After the drone lands, images are transferred from the Pi 4 to the ground station PC. The sync_images.sh script uses rsync over the Pi's WiFi connection (~30 m range). For larger datasets, the Pi's microSD card can be physically swapped.

5. Process¶

OpenDroneMap (via the WebODM web interface) processes the geotagged images through a Structure from Motion (SfM) pipeline:

Feature detection --- Identify distinctive visual features (corners, edges, blobs) in each image using algorithms like SIFT or SuperPoint
Feature matching --- Find the same features across overlapping images to establish correspondences
Structure from Motion (SfM) --- Estimate camera positions and 3D feature locations from the matched features
Multi-View Stereo (MVS) --- Generate a dense point cloud by matching pixels across all image pairs
Mesh generation --- Connect the dense points into a triangulated surface mesh
Texturing --- Project the original images onto the mesh to create a photorealistic surface
Orthophoto and DSM --- Generate a top-down georeferenced image (orthophoto) and a Digital Surface Model (elevation map)

6. Output¶

The pipeline produces several output formats:

Output	Format	Description
Point cloud	`.ply`, `.laz`	3D points with color, viewable in CloudCompare
3D mesh	`.obj`	Textured surface model
Orthophoto	`.tif` (GeoTIFF)	Georeferenced top-down image, like a high-res satellite photo
Digital Surface Model	`.tif` (GeoTIFF)	Elevation map of the surveyed area

Pipeline Diagram¶

graph LR
    PLAN[Plan Survey Grid<br/>QGroundControl] --> FLY[Fly Mission<br/>PX4 Waypoints]
    FLY --> CAPTURE[Capture Images<br/>Pi 4 + libcamera]
    CAPTURE --> TRANSFER[Transfer<br/>WiFi / rsync]
    TRANSFER --> PROCESS[Process<br/>OpenDroneMap]
    PROCESS --> OUTPUT[Output<br/>3D Model + Orthophoto]

Key Concepts¶

Image Overlap¶

Overlap is the percentage of shared area between consecutive images. Photogrammetry requires every ground point to appear in at least 3--5 images for reliable 3D reconstruction. Bennu targets 75--80% front overlap (along the flight direction) and 65--70% side overlap (between parallel flight lines).
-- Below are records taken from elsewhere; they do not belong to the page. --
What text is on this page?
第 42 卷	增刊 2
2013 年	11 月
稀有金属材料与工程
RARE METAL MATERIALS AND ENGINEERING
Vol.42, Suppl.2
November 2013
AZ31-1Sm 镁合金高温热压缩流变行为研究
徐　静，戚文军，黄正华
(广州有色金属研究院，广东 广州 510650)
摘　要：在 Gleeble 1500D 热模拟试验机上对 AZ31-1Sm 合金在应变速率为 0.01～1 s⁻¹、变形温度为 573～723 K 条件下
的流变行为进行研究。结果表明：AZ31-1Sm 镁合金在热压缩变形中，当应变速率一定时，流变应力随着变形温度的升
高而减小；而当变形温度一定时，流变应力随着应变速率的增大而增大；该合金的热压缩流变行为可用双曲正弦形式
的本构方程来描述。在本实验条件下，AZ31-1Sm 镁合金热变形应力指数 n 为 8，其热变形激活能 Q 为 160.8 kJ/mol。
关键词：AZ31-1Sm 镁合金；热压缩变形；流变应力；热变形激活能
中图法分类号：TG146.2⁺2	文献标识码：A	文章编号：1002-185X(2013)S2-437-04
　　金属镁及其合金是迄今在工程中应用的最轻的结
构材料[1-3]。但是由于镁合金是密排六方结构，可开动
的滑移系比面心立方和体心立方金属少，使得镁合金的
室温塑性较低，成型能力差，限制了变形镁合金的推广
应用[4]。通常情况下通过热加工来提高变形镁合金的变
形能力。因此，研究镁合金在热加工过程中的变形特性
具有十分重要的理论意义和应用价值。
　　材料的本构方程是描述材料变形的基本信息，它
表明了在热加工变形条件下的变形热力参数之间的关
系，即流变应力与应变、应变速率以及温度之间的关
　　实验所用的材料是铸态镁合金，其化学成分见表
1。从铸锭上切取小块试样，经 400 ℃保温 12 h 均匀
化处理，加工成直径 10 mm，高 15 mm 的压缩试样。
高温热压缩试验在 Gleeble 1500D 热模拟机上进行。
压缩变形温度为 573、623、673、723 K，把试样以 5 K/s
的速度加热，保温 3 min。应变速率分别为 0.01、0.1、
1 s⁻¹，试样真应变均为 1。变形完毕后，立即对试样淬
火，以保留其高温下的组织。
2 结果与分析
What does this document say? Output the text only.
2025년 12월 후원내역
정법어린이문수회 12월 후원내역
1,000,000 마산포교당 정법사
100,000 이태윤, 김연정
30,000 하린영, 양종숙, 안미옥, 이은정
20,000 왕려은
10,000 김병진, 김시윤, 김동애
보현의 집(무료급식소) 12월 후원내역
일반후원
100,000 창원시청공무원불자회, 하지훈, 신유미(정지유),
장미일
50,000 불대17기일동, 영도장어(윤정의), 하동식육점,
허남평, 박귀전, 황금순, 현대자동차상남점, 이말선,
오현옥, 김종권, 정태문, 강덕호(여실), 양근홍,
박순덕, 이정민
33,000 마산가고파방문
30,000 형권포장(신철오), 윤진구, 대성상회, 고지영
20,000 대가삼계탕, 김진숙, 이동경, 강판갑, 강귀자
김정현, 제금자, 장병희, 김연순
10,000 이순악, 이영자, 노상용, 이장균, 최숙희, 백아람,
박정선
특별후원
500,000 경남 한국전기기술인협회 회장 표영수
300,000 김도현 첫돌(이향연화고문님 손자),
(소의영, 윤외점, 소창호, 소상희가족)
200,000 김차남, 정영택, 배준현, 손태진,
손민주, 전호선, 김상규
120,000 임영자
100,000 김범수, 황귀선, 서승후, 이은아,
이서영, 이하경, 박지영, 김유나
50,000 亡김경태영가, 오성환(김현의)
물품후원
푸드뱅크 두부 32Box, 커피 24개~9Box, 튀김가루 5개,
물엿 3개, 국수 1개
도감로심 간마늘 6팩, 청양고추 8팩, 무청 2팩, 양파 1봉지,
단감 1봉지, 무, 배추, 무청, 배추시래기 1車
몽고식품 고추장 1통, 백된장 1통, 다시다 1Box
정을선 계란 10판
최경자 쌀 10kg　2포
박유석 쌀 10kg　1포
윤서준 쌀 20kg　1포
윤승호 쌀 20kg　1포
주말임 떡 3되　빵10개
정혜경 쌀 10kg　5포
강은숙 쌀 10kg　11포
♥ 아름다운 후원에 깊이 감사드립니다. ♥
Too little overlap creates holes in the reconstruction. Too much overlap wastes flight time and storage without significantly improving quality. The 75/65% default is a well-established baseline for survey drones.
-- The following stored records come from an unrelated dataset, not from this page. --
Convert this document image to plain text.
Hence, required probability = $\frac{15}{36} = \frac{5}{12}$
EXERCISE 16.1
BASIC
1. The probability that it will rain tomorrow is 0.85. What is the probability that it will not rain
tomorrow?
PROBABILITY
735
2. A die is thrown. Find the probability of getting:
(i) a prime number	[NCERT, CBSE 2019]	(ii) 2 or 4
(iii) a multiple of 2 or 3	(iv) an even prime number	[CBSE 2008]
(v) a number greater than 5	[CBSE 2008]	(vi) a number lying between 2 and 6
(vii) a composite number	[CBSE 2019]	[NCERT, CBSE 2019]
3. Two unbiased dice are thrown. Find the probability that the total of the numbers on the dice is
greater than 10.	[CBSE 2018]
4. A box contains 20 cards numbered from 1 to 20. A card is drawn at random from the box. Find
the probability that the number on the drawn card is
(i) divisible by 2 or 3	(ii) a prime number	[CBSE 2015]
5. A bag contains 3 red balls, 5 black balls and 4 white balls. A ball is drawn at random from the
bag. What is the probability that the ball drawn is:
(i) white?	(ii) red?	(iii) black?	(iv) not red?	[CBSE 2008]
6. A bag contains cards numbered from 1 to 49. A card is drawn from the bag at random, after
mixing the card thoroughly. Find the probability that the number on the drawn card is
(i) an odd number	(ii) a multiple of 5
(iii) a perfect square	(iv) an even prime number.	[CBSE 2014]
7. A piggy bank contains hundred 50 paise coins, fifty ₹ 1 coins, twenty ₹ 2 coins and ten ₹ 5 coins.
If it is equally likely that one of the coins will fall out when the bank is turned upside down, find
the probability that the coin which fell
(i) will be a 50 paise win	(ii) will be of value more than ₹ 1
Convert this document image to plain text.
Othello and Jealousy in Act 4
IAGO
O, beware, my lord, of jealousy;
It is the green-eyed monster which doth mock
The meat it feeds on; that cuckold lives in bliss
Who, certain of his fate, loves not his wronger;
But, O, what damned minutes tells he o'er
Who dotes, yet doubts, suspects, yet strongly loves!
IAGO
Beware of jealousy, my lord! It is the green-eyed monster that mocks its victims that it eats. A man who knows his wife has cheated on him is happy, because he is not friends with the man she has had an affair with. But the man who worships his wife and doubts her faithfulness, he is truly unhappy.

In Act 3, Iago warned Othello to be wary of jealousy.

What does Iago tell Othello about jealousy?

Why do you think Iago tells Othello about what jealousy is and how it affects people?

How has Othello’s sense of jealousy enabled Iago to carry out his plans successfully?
Ground Sample Distance (GSD)¶

GSD is the real-world size of one pixel at ground level. It depends on the camera sensor, lens focal length, and flight altitude. With the Pi HQ Camera (IMX477, 1.55 um pixel pitch) and a 6 mm lens at 60 m altitude:

GSD = (pixel pitch x altitude) / focal length = (1.55 um x 60 m) / 6 mm ~ 1.6 cm/pixel

This means each pixel in the captured image represents roughly 1.6 cm on the ground. Lower altitude gives finer resolution but covers less area per image, requiring more flight lines.

EXIF GPS Tags¶

Every image captured by Bennu includes GPS metadata in its EXIF headers: latitude, longitude, altitude (MSL), and heading. OpenDroneMap reads these tags to establish initial camera positions before running SfM. Without GPS tags, the software would need to solve for camera positions from scratch, which is slower and less reliable for large datasets.

The bennu_camera node writes GPS data from PX4's VehicleGlobalPosition topic, which fuses GPS receiver data with IMU measurements through the EKF2 state estimator. This gives sub-meter position accuracy --- sufficient for photogrammetry, which refines positions during the SfM step.
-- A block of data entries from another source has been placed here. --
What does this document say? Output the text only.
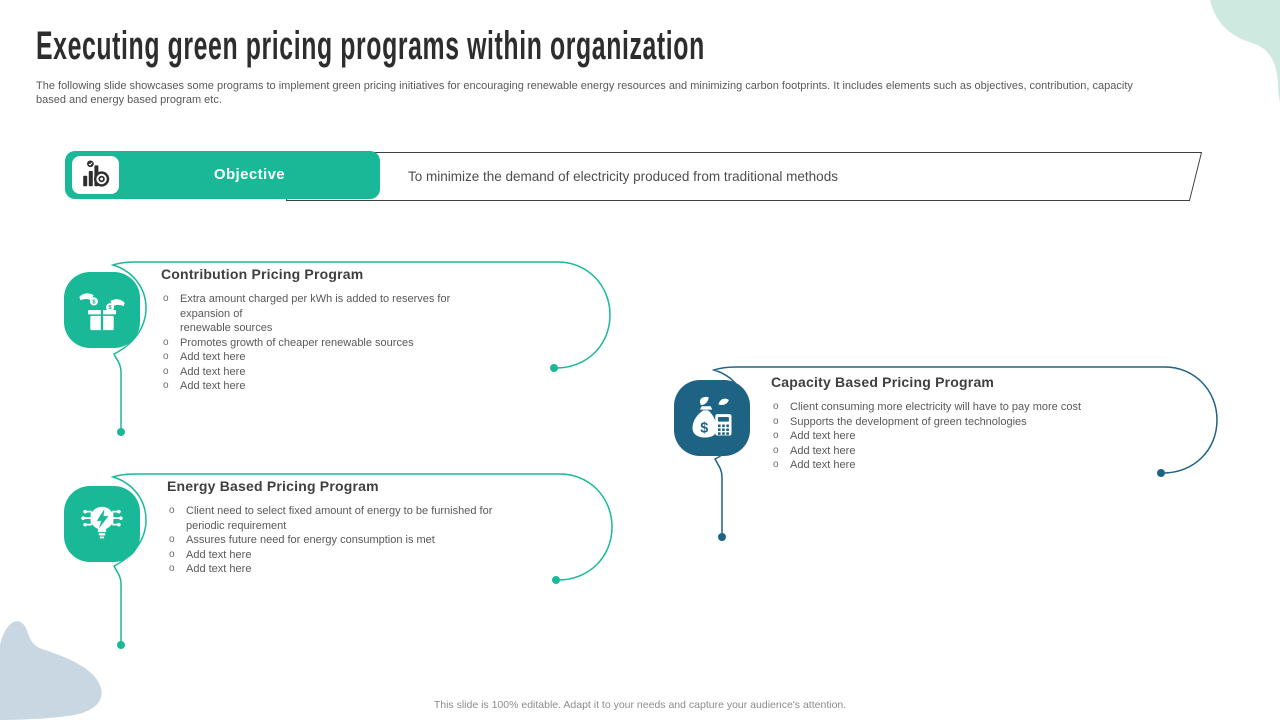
Executing green pricing programs within organization
The following slide showcases some programs to implement green pricing initiatives for encouraging renewable energy resources and minimizing carbon footprints. It includes elements such as objectives, contribution, capacity
based and energy based program etc.
To minimize the demand of electricity produced from traditional methods
Objective
$
$
Contribution Pricing Program
o
Extra amount charged per kWh is added to reserves for
expansion of
renewable sources
o
Promotes growth of cheaper renewable sources
o
Add text here
o
Add text here
o
Add text here
Energy Based Pricing Program
o
Client need to select fixed amount of energy to be furnished for
periodic requirement
o
Assures future need for energy consumption is met
o
Add text here
o
Add text here
$
Capacity Based Pricing Program
o
Client consuming more electricity will have to pay more cost
o
Supports the development of green technologies
o
Add text here
o
Add text here
o
Add text here
This slide is 100% editable. Adapt it to your needs and capture your audience's attention.
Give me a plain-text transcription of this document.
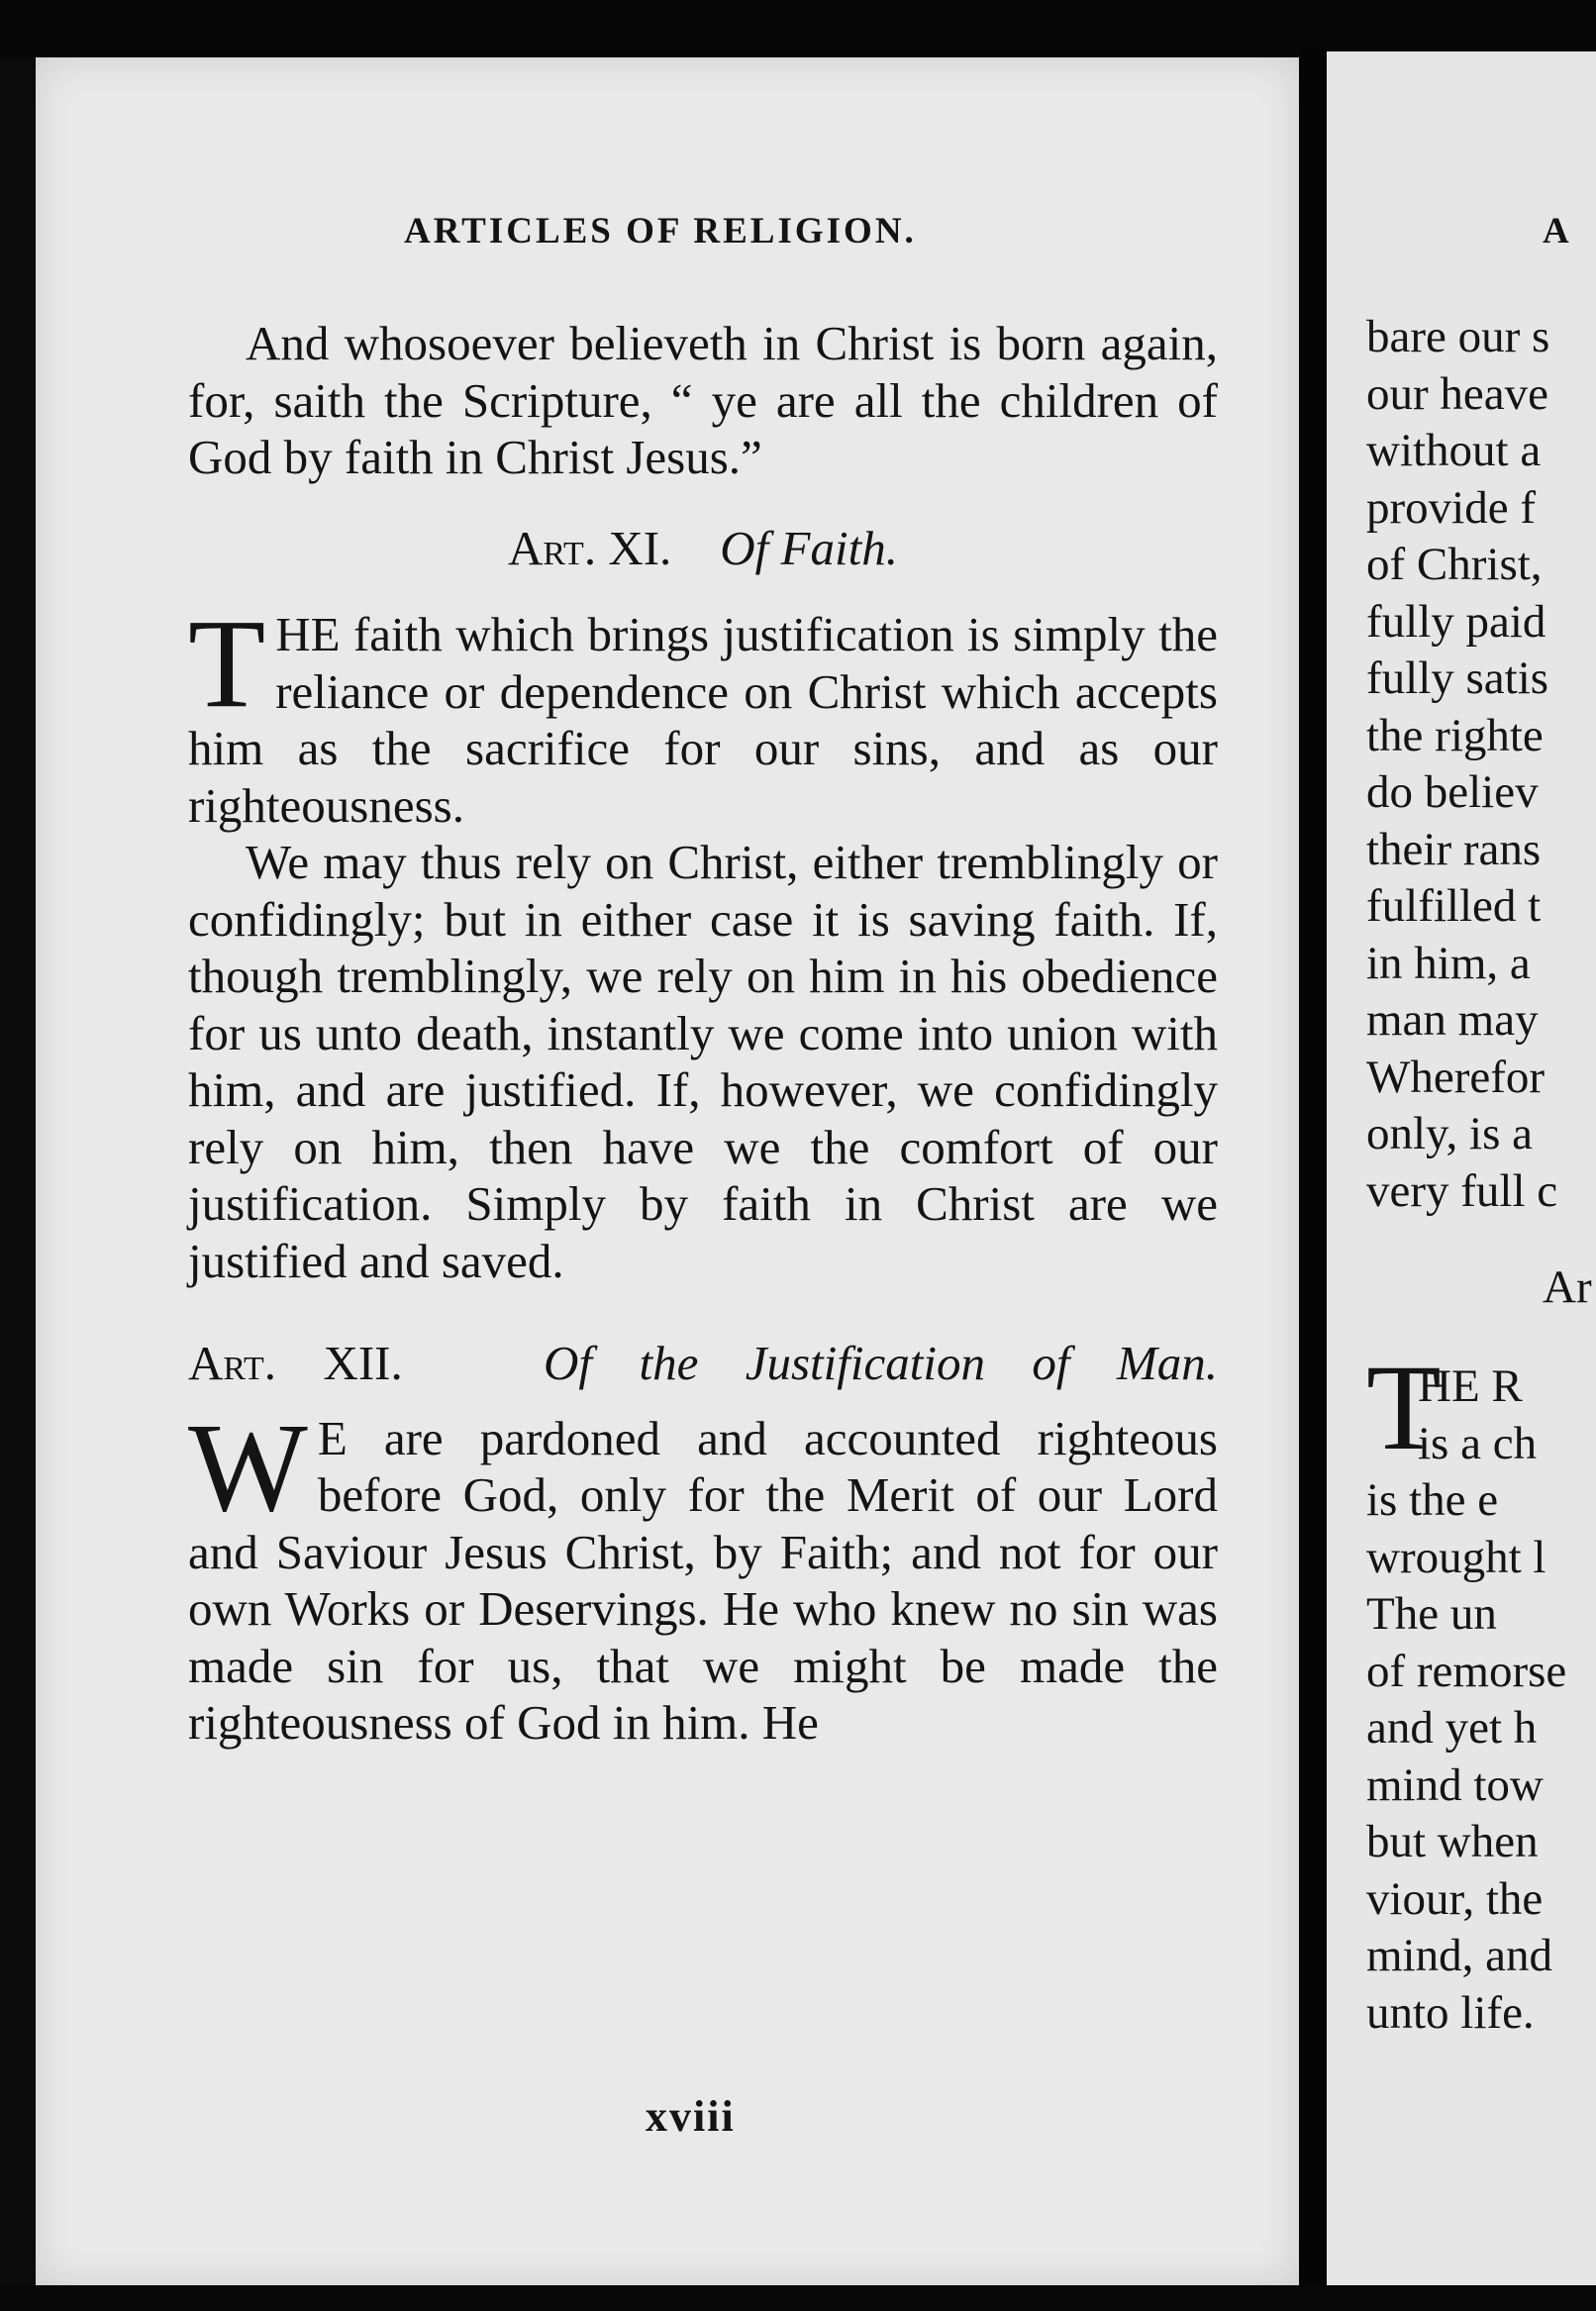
ARTICLES OF RELIGION.

And whosoever believeth in Christ is born again, for, saith the Scripture, “ ye are all the children of God by faith in Christ Jesus.”

Art. XI. Of Faith.

THE faith which brings justification is simply the reliance or dependence on Christ which accepts him as the sacrifice for our sins, and as our righteousness.

We may thus rely on Christ, either tremblingly or confidingly; but in either case it is saving faith. If, though tremblingly, we rely on him in his obedience for us unto death, instantly we come into union with him, and are justified. If, however, we confidingly rely on him, then have we the comfort of our justification. Simply by faith in Christ are we justified and saved.

Art. XII.	Of the Justification of Man.

W E are pardoned and accounted righteous before God, only for the Merit of our Lord and Saviour Jesus Christ, by Faith; and not for our own Works or Deservings. He who knew no sin was made sin for us, that we might be made the righteousness of God in him. He

xviii
A
bare our s
our heave
without a
provide f
of Christ,
fully paid
fully satis
the righte
do believ
their rans
fulfilled t
in him, a
man may
Wherefor
only, is a
very full c
Ar
T
HE R
is a ch
is the e
wrought l
The un
of remorse
and yet h
mind tow
but when
viour, the
mind, and
unto life.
Structure from Motion (SfM)¶

SfM is the core algorithm behind photogrammetry. It works by:

Finding the same visual features (like a corner of a building) across multiple images
Using the known geometry of perspective projection to estimate where each camera was when it took each photo
Triangulating the 3D position of each matched feature from the estimated camera positions

The result is a sparse 3D point cloud and a set of refined camera poses. Multi-View Stereo (MVS) then densifies this sparse cloud into millions of points by matching pixels across all image pairs, producing the detailed 3D model.

SfM is why overlap matters: features must appear in multiple images from different viewpoints for triangulation to work. It is also why GPS tags help: they provide a strong initial estimate of camera positions, reducing the search space for feature matching.